Eine Erwärmung um 4 Grad gegenüber dem vorindustriellen Level ist völlig akzeptabel. Denn die Kosten, diese Erwärmung zu verhindern, sind viel höher, als die Klimaschäden. 2018 ehrte die Schwedische Nationalbank den Ökonomen William Nordhaus für seine Studien zu den ökonomischen Folgen des Klimawandel mit dem Preis der „Schwedischen Nationalbank in Wirtschaftswissenschaft in Erinnerung an Alfred Nobel“.
Auflagenstarke Nachrichten-Magazine wie Zeit und Welt feierten diese Entscheidung als wichtiges umweltpolitisches Signal: Endlich geht der Handlungsdruck von einem nüchternen, Krawattentragenden Ökonomen aus und nicht von Links-Grün-versifften Hysterikern.
In der angelsächsischen Presse hielt sich die Begeisterung in Grenzen. (Zum Beispiel hier, hier und hier)
Nordhaus Annahmen über den Zusammenhang zwischen Klima und Wirtschaft sind mit so vielen Mängeln behaftet, das man sie nicht ernst nehmen sollte. Das sagt Joseph Stiglitz, der bereits 2001 mit dem Preis der Nationalbank geehrt wurde.
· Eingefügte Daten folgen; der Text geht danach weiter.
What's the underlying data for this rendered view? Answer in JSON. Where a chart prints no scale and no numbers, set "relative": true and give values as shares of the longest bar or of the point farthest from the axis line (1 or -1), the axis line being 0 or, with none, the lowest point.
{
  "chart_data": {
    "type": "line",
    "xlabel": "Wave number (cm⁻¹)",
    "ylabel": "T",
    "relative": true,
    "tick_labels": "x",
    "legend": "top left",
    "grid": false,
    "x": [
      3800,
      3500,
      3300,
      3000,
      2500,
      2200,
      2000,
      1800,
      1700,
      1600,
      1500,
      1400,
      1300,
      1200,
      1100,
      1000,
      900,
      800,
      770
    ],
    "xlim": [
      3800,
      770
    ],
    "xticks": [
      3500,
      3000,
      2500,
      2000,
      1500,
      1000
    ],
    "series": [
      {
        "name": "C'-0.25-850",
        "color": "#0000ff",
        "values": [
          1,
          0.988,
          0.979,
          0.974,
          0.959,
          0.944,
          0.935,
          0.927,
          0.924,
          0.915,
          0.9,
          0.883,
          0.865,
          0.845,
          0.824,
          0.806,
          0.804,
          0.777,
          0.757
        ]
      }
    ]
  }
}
Doch Politik und Wirtschaft nehmen seine Arbeit ernst. Daher bezeichnet der Wirtschaftswissenschaftler Steve Keen Nordhaus schlicht als den „schlimmsten Feind des Klimas“. Denn seine Ideen sind maßgeblich in den European Green New Deal, dem Klimaschutzplan der EU, eingeflossen.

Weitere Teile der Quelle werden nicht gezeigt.